It’s a stellar undertaking to plan and pay for your own HDB flat completely. For a government-subsidized property, it’s an expensive investment. However, thanks to readily-available financial assistance, you can have your flat in no time. You’ll need to know your maximum HDB loan first.
Your maximum financing available helps you plan for your new flat accordingly. If you’re eligible, the government will give you financial assistance to purchase its subsidized residential properties. Here’s everything you need to know to learn the maximum loan quickly.
HDB Loan Eligibility Criteria
Foreigners planning to purchase an HDB property can stop reading at this point. Only Singaporeans can own properties and use government-backed financial services. On the other hand, foreign workers can rent properties from Singaporean owners.
Here’s the complete eligibility list for prospective loan applicants.

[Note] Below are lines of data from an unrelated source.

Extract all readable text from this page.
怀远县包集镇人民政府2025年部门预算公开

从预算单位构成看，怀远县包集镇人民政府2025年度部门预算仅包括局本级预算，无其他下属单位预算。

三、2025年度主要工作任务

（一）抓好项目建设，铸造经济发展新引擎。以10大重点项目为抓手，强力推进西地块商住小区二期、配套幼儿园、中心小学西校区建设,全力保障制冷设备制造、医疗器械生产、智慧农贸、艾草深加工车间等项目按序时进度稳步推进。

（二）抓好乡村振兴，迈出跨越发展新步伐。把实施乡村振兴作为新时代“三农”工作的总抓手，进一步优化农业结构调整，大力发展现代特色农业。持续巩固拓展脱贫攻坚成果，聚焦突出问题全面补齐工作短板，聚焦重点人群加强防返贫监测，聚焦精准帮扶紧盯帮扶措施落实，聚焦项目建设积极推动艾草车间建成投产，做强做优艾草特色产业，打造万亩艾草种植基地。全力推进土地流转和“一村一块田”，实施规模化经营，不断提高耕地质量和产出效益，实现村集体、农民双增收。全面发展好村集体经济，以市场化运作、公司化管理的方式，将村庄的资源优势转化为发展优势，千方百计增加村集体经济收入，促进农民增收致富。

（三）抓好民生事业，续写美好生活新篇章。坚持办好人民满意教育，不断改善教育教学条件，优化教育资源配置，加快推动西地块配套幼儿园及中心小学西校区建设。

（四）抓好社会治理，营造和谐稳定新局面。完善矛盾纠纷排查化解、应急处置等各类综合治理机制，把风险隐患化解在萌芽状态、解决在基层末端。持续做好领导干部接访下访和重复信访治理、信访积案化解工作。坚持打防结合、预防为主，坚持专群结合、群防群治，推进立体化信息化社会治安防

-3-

Only Singaporeans can own an HDB flat, meaning they can find out about their maximum loan amount and use financing services. Foreigners who have become permanent residents can own flats and use loans. However, if a Singaporean and foreigner were to pay for a flat, the government will recognize only the Singaporean as its owner.
HDB will ask for every loan applicant’s NRIC to prove they are Singaporeans. Additionally, it allows the government department to investigate their overall background for further references.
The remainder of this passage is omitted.